I am not an expert on C nor assembly and would be curious if you could expand on this. The statement makes sense to me because my impression is that most of what happens in C code gets translated fairly straightforwardly to machine code, with the compiler taking care of bridging differences in the instruction sets of targeted architectures. I guess the reason this is simplistic is the inlining and loop unrolling done by an optimizing compiler. Is this what you mean?
[1] I don't know enough about the early history of C to be able to assert that it was never true, but it certainly hasn't been true since at least 1989.
Not saying C is a great standard, but that idea means that using C instead of assembly doesn't generate a big overhead, and it's still much easier to write C than assembly, especially when compiler support is very common.
I'm currently making a language that translates directly to C.
int some_int;
int some_array[] __attribute__((__element_count__(some_int)));
to store the size of some_array in some_int. struct
{
int a;
/* ... */
int b[];
} foo;
struct
{
struct foo;
/* ... */
int c;
} bar;
I would expect to have issues when trying to access the other members of struct bar like c.In other words the C standard could make bounds-checking of arrays possible with a good interop story if the standards committee believed it was worth doing. Compilers would have a flag to enable or disable the runtime checks based on safety/perf tradeoffs. Libraries would slowly add the relevant annotations. Eventually most code would have the option of having all array accesses bounds checked.
[1] https://learn.microsoft.com/en-us/cpp/code-quality/annotatin...
i give up, what does sizeof say? and why would it be sized by bytes?
> ...due to yet more historical situations (e.g. struct sockaddr, which has a fixed-size trailing array that is not supposed to actually be treated as fixed-size), GCC and Clang actually treat all trailing arrays as flexible arrays.
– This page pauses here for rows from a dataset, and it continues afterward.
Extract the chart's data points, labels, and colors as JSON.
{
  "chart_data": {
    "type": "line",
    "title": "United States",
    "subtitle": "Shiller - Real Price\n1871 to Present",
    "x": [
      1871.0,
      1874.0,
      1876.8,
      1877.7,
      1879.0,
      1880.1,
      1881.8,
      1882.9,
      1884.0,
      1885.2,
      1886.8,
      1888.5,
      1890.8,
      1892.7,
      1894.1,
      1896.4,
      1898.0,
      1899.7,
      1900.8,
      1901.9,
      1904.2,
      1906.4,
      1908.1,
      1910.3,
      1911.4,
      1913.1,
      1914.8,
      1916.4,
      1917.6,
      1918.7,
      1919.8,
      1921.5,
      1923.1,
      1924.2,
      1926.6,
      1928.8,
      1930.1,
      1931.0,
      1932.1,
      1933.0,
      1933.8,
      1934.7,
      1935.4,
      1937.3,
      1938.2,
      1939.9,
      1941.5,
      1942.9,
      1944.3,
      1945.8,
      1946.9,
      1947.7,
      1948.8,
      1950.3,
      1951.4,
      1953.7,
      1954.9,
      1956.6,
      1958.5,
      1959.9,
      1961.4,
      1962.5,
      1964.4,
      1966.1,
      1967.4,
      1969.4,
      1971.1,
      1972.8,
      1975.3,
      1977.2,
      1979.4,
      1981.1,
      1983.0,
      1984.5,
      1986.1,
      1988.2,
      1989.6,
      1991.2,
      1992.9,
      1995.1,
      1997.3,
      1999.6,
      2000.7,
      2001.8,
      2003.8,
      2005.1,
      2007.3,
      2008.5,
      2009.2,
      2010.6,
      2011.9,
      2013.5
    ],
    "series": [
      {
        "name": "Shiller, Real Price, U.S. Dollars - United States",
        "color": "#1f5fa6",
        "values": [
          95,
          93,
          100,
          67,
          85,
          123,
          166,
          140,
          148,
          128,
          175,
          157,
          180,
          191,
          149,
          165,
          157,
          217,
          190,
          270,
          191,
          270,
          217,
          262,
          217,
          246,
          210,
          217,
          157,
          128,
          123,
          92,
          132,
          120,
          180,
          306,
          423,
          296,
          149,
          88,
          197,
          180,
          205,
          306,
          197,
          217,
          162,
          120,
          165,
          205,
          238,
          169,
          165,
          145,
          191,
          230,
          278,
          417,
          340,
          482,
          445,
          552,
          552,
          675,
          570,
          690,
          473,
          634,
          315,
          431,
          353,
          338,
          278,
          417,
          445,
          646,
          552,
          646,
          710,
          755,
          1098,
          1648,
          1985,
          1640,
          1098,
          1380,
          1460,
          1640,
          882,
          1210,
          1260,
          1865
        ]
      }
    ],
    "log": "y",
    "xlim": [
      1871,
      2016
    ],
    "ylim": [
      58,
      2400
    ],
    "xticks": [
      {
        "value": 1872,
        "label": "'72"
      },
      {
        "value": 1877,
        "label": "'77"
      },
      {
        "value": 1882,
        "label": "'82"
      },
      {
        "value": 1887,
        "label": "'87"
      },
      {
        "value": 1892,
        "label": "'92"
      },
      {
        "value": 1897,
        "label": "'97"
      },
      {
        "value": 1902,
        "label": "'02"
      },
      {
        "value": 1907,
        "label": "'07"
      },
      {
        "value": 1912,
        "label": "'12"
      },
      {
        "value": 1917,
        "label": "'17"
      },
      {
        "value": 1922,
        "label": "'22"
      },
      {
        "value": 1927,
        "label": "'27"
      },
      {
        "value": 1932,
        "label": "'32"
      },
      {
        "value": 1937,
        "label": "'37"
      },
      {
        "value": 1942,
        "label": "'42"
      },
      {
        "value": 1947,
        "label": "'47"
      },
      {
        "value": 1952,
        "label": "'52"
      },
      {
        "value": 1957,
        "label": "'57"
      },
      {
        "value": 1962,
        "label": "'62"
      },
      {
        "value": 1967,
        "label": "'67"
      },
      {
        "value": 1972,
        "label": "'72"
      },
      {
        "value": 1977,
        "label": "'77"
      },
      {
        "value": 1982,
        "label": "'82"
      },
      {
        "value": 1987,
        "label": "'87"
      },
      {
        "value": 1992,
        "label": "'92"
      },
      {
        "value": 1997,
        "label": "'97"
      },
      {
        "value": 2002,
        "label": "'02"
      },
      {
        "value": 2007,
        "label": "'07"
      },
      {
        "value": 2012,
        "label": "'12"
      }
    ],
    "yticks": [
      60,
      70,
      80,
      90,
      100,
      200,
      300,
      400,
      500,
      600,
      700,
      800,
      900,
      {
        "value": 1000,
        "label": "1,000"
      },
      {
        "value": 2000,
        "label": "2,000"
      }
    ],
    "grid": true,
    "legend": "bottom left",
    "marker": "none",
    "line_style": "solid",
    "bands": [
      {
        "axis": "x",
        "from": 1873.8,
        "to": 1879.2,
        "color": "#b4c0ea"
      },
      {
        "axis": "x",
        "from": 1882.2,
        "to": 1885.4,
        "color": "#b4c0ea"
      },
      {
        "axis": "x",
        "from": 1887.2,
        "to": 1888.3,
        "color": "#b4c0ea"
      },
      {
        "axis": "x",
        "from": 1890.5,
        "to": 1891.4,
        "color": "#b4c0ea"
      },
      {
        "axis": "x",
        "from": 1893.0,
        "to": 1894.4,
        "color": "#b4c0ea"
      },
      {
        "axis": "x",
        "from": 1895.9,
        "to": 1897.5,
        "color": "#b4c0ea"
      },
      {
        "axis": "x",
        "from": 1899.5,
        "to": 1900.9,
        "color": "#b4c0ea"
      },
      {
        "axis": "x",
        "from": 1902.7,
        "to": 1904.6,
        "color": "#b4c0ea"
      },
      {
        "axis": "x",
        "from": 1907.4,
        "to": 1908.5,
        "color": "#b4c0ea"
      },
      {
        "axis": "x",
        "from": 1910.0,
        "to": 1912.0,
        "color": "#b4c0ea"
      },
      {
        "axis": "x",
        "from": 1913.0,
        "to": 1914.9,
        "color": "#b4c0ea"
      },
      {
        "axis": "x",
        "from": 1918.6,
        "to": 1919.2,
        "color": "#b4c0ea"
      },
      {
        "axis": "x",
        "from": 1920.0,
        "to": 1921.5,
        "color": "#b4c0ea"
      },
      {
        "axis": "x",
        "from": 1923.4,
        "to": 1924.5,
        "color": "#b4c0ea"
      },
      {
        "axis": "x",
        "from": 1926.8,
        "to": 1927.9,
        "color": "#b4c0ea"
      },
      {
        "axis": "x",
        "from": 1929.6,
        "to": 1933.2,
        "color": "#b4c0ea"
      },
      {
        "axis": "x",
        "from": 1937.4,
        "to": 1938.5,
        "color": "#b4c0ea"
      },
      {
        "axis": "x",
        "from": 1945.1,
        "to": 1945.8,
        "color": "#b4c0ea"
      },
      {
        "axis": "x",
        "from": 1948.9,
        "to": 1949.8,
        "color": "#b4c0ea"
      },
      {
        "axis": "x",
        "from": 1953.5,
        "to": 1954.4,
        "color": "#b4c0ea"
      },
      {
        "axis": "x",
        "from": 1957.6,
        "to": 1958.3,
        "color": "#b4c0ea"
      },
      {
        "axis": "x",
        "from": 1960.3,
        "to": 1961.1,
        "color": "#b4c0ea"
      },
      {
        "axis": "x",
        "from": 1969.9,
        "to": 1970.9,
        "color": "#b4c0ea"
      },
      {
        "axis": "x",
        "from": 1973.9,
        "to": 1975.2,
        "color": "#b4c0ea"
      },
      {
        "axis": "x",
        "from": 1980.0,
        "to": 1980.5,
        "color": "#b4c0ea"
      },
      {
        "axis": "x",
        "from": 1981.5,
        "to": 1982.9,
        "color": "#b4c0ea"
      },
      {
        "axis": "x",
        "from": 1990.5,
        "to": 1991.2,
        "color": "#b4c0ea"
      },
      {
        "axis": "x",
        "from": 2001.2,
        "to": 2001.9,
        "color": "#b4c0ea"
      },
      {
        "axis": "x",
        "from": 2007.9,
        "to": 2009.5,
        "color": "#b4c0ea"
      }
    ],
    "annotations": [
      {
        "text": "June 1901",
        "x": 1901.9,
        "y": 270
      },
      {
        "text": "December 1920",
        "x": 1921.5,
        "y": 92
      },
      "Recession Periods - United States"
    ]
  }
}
But I don't know, that doesn't seem to match the result I am getting with clang 13.1.6. It does seem to respect the array size declared in the struct, not treat it as a flexible array. I get -Warray-bounds warnings if I try to access anything past o->variable[3]. Maybe I'm misunderstanding what they're saying or my example is screwed up.
Edit: Actually, I guess it does end up treating it like a flexible array -- it produces -Warray-bounds warnings when compiling, but the resulting binary works (and doesn't trigger asan). Not sure I entirely understand it though.
Then fix codebases recursively until it's all ok. At ABI boundaries that don't use such types create values of such types corresponding to the given arguments (e.g., you could count the elements of `argv[]` then create a wrapper for the `argv`).
It seems that a memory safe C would be faster, in that you wouldn't have to learn yet another language and runtime to deploy your stuff.
Does anyone know where I can follow these discussions?